Ludmilla ficou atônita quando uns cinco meses depois topou novamente com Elesbão na fila do consultório. Que poderia agora ter acontecido? Chegada a sua vez, ele relatou os últimos fatos. A coisa tinha piorado de novo. A amante tinha até suportado a separação, mas quando soube do casamento com a esposa, rodou a baiana. Voltara a ser novamente a outra, a rapariga de Elesbão. Acabou o relacionamento. E, pior, arranjou um outro marido, um refil. O mecânico estão ficou triste pelos cantos, capiongo, perdera a graça de viver. Não só por perder a amante de tantos anos, mas pelo afastamento do filho com quem já havia se afeiçoado. O clima em casa começou a ficar mais turbulento e não deu outra: resolvera se separar da esposa, tinham apartado os trapos! Ludmilla não conseguira mais entender a intrincada teia de fios tecida por Elesbão:
--- O senhor parece uma aranha doida! Criou um labirinto tão inlinhado que terminou perdido no meio dele! Sinceramente, eu não vejo saída não! Agora , é dar a volta por cima, por as coisas nos seus devidos lugares e tentar rearrumar a vida, enquanto é tempo!

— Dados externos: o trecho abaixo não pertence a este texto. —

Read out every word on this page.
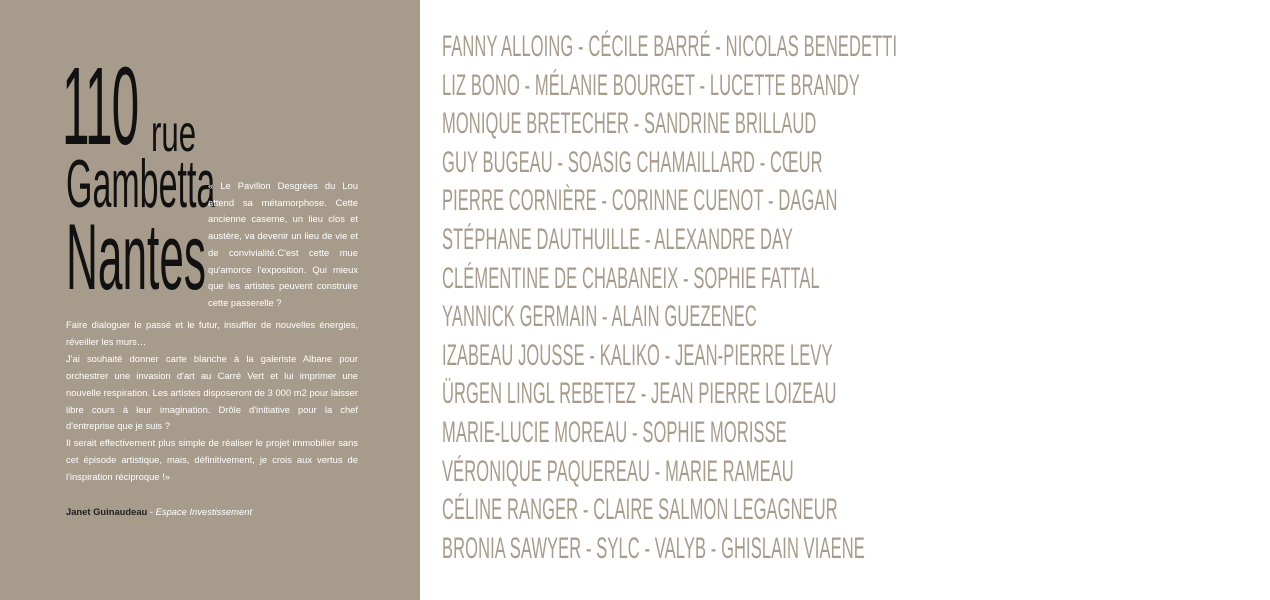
110 rue
Gambetta
Nantes
« Le Pavillon Desgrées du Lou attend sa métamorphose. Cette ancienne caserne, un lieu clos et austère, va devenir un lieu de vie et de convivialité.C'est cette mue qu'amorce l'exposition. Qui mieux que les artistes peuvent construire cette passerelle ?

Faire dialoguer le passé et le futur, insuffler de nouvelles énergies, réveiller les murs…

J'ai souhaité donner carte blanche à la galeriste Albane pour orchestrer une invasion d'art au Carré Vert et lui imprimer une nouvelle respiration. Les artistes disposeront de 3 000 m2 pour laisser libre cours à leur imagination. Drôle d'initiative pour la chef d'entreprise que je suis ?

Il serait effectivement plus simple de réaliser le projet immobilier sans cet épisode artistique, mais, définitivement, je crois aux vertus de l'inspiration réciproque !»

Janet Guinaudeau - Espace Investissement
FANNY ALLOING - CÉCILE BARRÉ - NICOLAS BENEDETTI
LIZ BONO - MÉLANIE BOURGET - LUCETTE BRANDY
MONIQUE BRETECHER - SANDRINE BRILLAUD
GUY BUGEAU - SOASIG CHAMAILLARD - CŒUR
PIERRE CORNIÈRE - CORINNE CUENOT - DAGAN
STÉPHANE DAUTHUILLE - ALEXANDRE DAY
CLÉMENTINE DE CHABANEIX - SOPHIE FATTAL
YANNICK GERMAIN - ALAIN GUEZENEC
IZABEAU JOUSSE - KALIKO - JEAN-PIERRE LEVY
ÜRGEN LINGL REBETEZ - JEAN PIERRE LOIZEAU
MARIE-LUCIE MOREAU - SOPHIE MORISSE
VÉRONIQUE PAQUEREAU - MARIE RAMEAU
CÉLINE RANGER - CLAIRE SALMON LEGAGNEUR
BRONIA SAWYER - SYLC - VALYB - GHISLAIN VIAENE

Elesbão fitou a doutora com aqueles olhos pidões de cachorro em churrascaria. Puxou, então, o primeiro fio da nova teia:
--- Doutora, se mal pregunto, já que a senhora também está desimpedida, não estaria a fim de um relacionamento estável e sincero?
J. Flávio Vieira
8 comentários:
Zé Flávio
Nada como uma gargalhada gostosa para iniciar o dia! E garanto que a psicóloga caiu na lábia do esccolado Elesbão!
Zé Flávio,
Essa foi ótima!!!kkkkkkkkkkkkkkkkkkk
E a nossa psicóloga,não estará agora, necessitando se consultar com outra?
Bom dia: Liduina.
Rindo...
Essas teias sem aranhas
..." esse papo seu já tá de manhã..."
A vida de Elesbão lembra as nossas tramas. Falo das minhas , agora sem dramas.
Áa vezes amanheço doida pra me enrolar de novo , mas penso duas vezes : nunca mais precisei de um psicólogo !

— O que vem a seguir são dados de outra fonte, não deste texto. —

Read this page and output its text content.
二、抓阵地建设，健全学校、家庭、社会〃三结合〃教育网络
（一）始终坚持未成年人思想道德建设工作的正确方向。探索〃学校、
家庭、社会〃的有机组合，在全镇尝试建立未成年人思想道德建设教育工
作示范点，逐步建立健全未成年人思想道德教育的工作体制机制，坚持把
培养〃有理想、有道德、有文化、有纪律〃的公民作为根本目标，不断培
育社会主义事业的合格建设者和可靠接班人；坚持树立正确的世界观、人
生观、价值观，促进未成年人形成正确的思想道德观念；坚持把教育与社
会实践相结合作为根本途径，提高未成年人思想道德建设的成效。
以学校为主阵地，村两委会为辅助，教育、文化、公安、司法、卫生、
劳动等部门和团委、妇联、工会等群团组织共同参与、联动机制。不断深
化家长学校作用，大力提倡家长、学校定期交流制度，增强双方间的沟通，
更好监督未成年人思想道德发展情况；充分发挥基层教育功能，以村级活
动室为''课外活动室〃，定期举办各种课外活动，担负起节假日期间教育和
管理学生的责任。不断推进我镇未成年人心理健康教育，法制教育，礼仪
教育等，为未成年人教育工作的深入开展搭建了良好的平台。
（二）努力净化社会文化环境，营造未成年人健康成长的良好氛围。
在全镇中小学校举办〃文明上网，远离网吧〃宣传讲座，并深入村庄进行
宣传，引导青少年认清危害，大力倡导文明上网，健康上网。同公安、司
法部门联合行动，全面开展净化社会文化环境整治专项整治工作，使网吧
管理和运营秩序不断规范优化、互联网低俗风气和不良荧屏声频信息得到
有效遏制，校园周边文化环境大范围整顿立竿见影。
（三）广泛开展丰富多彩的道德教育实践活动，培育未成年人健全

A gente aprende a renunciar de vez !
tenho um amigo que acabou casando com a psicóloga.
Um abraço , e obrigada pelo nosso deleite em ler você.
Meu camarada,
tu escreves com tanto ritmo
e imagens certeiras que do início ao fim não se desgruda do meus rosto um riso de contentamento.
Admirável abraço.
Zé Flávio,
Que bom lhe encontrar com mais um conto gostoso e espirituoso.
Me fez sorrir, e olhe que ando sem graça por aqui...
Não estaria afim de escrever mais um pouquinho, Doutor ?
agradeço os comentários do Carlos Eduardo, da Liduína, da Socorro,do Domingos e da Edilma e pela paciência de ler o texto tão longo e enlinhado. E cá vamos nós todos tecendo nossas teias...
J. Flavio,
Quinta-feira é um dia crucial para mim. É o dia que me desgarro de Sobral pra Fortaleza, pra ver os netos. Mas... nada melhor do que chegar em outras plagas, enfadada depois de uma viagem de quase 5 horas. Mas foi delicioso ler teu texto, meu dia ficou mais leve depois das risadas.
Abraço,
Claude
Abraço à Claude. fico feliz que o texto tenha lhe trazido alegria em meio á incomparável felicidade de curtir os netos.